Le organizzazioni sanitarie mondiali si sono pronunciate con chiarezza su questo tema. L'Organizzazione Mondiale della Sanità suggerisce per gli adulti un minimo di 150 minuti settimanali di attività fisica di intensità moderata, oppure 75 minuti di attività intensa. Questi minuti possono essere distribuiti come preferiamo: significa che allenarsi tre volte a settimana per cinquanta minuti raggiunge il target così come cinque sessioni di trenta minuti.

In Italia, le autorità sanitarie nazionali seguono queste stesse indicazioni. L'elemento cruciale non è solo la frequenza, ma la costanza e la continuità nel tempo. Una persona che si allena tre volte a settimana in modo regolare ottiene risultati migliori rispetto a chi si allena intensamente solo una volta al mese, anche se accumula lo stesso numero di minuti totali.

Gli obiettivi personali e la frequenza ideale

Chi desidera semplicemente mantenersi in salute, migliorare la resistenza cardiovascolare e preservare un buon peso corporeo può contentarsi di tre o quattro sessioni settimanali. Questo ritmo consente al corpo di allenarsi, di ricevere lo stimolo necessario, ma anche di recuperare adeguatamente tra una seduta e l'altra. Il recupero non è un dettaglio: è il momento in cui i muscoli si adattano, si rafforzano e il corpo integra i benefici dello sforzo.

Se l'obiettivo è diverso, come la costruzione di massa muscolare significativa oppure la preparazione per una competizione, la frequenza può salire a cinque o sei giorni a settimana.
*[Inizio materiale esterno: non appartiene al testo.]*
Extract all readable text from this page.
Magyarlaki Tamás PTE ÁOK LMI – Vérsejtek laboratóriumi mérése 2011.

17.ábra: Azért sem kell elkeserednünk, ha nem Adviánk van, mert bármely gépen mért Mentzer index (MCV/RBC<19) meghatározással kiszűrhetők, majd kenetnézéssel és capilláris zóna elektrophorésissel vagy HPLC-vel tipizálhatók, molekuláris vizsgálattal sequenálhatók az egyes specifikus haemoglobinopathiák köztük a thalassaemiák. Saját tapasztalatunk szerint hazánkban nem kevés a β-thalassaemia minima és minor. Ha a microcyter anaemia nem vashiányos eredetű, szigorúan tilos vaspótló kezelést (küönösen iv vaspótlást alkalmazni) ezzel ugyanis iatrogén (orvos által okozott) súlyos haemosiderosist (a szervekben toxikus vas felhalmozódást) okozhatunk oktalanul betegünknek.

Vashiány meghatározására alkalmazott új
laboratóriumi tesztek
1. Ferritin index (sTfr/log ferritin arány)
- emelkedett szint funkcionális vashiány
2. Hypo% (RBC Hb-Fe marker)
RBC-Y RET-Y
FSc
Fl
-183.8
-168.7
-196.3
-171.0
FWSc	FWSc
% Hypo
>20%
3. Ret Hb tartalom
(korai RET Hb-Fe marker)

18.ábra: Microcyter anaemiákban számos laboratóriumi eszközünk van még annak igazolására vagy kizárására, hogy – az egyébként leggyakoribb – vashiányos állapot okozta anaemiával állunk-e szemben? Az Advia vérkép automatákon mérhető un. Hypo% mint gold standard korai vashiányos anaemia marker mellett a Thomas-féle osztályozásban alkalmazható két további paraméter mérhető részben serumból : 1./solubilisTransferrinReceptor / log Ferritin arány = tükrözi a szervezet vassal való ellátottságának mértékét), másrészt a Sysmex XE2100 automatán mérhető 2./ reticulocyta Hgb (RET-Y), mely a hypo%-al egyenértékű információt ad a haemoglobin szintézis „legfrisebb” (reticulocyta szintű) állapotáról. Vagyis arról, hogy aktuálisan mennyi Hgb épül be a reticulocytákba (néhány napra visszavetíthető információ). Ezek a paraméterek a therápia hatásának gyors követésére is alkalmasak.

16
In questi casi, però, è essenziale alternare gruppi muscolari diversi, variare gli esercizi e curare ancora di più il riposo notturno e l'alimentazione. Gli atleti di élite allenano persino più volte al giorno, ma quello è un contesto completamente diverso da quello della persona che vuole semplicemente stare bene.
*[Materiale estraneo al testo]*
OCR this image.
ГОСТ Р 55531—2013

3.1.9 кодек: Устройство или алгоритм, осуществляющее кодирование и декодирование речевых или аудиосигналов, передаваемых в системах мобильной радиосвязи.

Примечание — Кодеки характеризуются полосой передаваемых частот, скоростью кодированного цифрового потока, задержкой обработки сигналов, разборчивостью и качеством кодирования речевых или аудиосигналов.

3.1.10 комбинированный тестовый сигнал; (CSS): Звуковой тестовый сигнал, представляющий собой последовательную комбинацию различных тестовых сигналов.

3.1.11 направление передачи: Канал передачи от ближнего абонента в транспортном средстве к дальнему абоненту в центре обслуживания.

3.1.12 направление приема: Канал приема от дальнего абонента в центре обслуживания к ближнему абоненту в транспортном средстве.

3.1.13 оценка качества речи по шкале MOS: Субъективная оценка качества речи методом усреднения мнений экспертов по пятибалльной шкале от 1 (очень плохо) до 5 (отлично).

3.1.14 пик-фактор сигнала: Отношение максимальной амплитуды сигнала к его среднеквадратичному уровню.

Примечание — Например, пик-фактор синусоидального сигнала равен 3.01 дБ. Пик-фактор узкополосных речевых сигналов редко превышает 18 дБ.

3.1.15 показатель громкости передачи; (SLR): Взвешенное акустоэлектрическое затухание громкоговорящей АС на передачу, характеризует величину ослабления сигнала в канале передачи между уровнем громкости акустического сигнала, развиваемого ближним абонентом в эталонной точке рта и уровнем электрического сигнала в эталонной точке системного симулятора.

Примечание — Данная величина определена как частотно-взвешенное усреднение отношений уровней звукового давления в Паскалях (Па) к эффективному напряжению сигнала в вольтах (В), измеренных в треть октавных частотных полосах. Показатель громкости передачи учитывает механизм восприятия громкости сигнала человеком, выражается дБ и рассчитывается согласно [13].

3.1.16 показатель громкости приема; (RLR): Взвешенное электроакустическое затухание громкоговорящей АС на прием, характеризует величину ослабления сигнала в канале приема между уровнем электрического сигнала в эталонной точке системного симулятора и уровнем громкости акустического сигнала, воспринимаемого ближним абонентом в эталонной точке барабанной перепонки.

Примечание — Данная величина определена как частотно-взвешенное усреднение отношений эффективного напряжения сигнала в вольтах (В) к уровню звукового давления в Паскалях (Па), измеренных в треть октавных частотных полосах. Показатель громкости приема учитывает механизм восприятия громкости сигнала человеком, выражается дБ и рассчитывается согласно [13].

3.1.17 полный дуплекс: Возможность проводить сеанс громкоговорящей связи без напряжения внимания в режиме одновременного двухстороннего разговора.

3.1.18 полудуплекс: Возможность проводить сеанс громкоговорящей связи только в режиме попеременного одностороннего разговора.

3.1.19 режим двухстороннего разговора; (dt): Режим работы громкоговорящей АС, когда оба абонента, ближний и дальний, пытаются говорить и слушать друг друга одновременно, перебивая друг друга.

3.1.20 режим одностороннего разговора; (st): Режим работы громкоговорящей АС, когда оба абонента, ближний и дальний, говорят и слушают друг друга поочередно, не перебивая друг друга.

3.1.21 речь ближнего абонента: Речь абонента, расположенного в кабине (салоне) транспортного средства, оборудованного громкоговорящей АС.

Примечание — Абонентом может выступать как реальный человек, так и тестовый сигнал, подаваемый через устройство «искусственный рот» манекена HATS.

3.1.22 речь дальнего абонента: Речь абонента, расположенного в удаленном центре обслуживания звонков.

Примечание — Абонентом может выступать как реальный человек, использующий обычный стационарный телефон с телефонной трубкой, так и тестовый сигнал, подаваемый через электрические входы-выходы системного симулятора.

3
L'importanza del recupero e della varietà

Un errore comune è credere che più giorni di allenamento significhino risultati migliori e più veloci. La realtà è che il nostro organismo ha bisogno di giorni di riposo o di attività leggera per consolidare i progressi. Un atleta che si allena tutti i giorni senza variazione rischia il sovrallenamento, che porta a stanchezza cronica, maggiore suscettibilità alle infezioni, cali di performance e demotivazione. Invece, alternare giorni intensi con giorni di recupero attivo, come una passeggiata tranquilla o lo stretching, produce risultati più solidi e duraturi.
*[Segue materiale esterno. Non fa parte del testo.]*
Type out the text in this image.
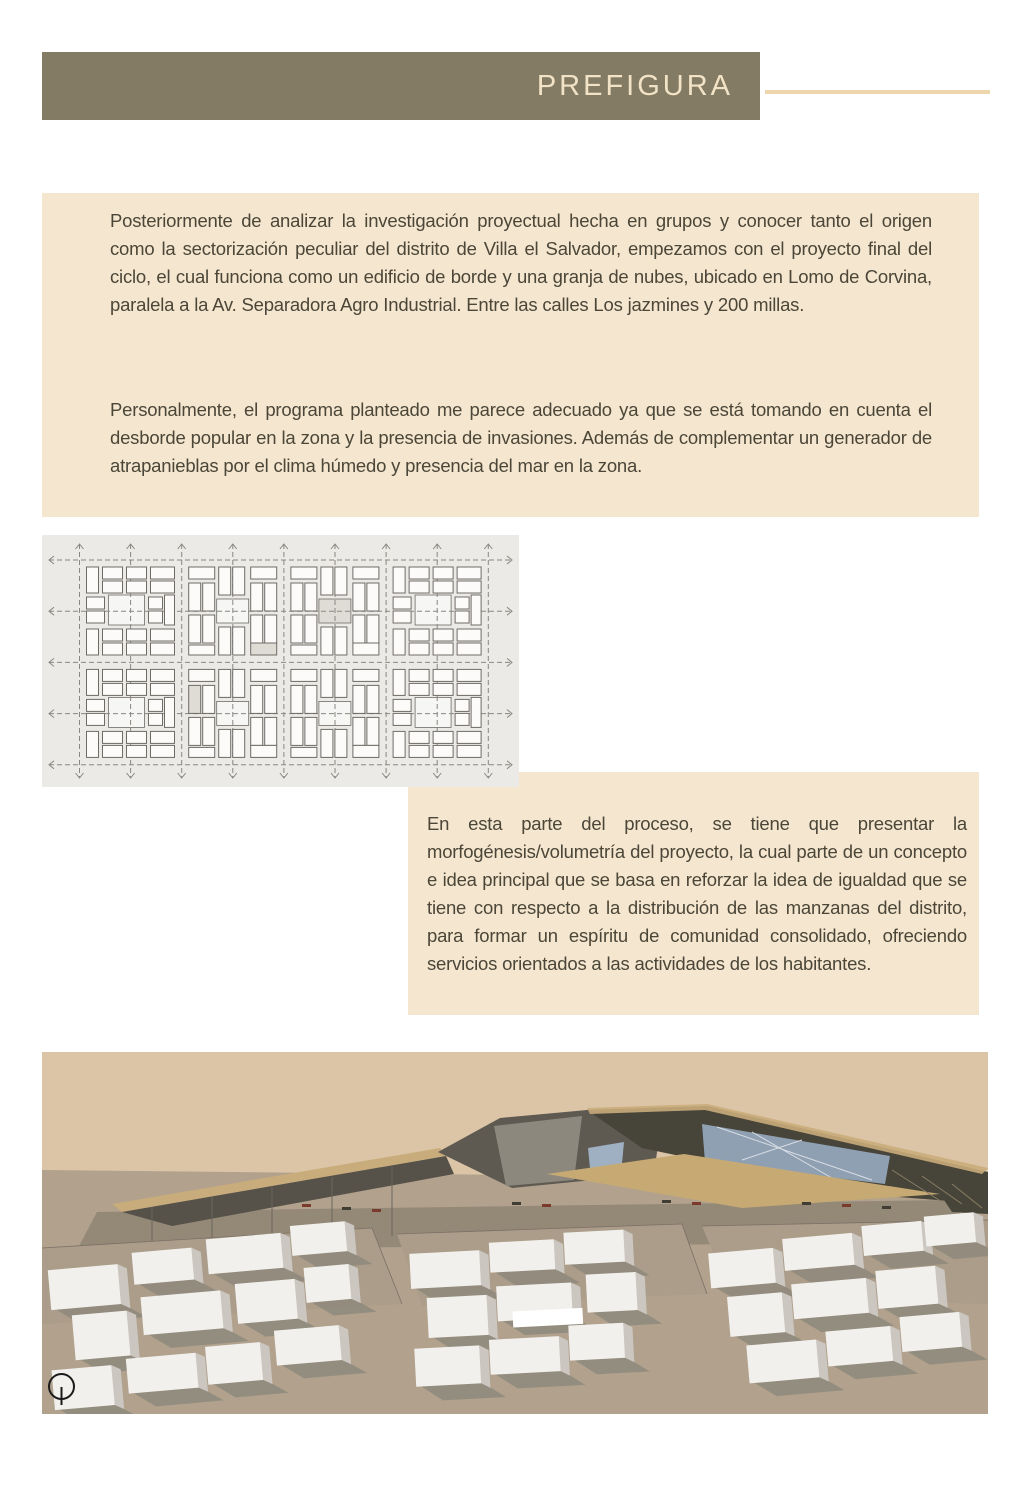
PREFIGURA

Posteriormente de analizar la investigación proyectual hecha en grupos y conocer tanto el origen como la sectorización peculiar del distrito de Villa el Salvador, empezamos con el proyecto final del ciclo, el cual funciona como un edificio de borde y una granja de nubes, ubicado en Lomo de Corvina, paralela a la Av. Separadora Agro Industrial. Entre las calles Los jazmines y 200 millas.

Personalmente, el programa planteado me parece adecuado ya que se está tomando en cuenta el desborde popular en la zona y la presencia de invasiones. Además de complementar un generador de atrapanieblas por el clima húmedo y presencia del mar en la zona.

En esta parte del proceso, se tiene que presentar la morfogénesis/volumetría del proyecto, la cual parte de un concepto e idea principal que se basa en reforzar la idea de igualdad que se tiene con respecto a la distribución de las manzanas del distrito, para formar un espíritu de comunidad consolidado, ofreciendo servicios orientados a las actividades de los habitantes.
La varietà è un altro aspetto fondamentale. Combinare esercizi cardiovascolari con esercizi di rinforzo muscolare due o tre volte a settimana è molto più efficace che ripetere sempre lo stesso allenamento. Il corpo si abitua al medesimo stimolo e smette di adattarsi, un fenomeno noto come adattamento. Cambiare tipo di esercizio, intensità, durata e tipo di sforzo mantiene il corpo sempre in una condizione di leggero stress costruttivo.

Le fake news sulla frequenza di allenamento

La scelta della frequenza ideale deve essere realistica e sostenibile nel tempo. È meglio allenarsi tre volte a settimana senza interruzioni per anni che imporsi sei sedute settimanali per due mesi e poi abbandonare. La costanza vince sempre sulla quantità. Iniziare con tre sessioni a settimana, distribuire il carico tra esercizi aerobici e di forza, e concedersi almeno un giorno di completo riposo o di attività molto leggera: questo è il ricettario che funziona per la maggior parte delle persone. Con il tempo, se la motivazione cresce e il corpo risponde bene, la frequenza può aumentare, ma sempre mantenendo il principio del recupero attivo e della varietà degli stimoli.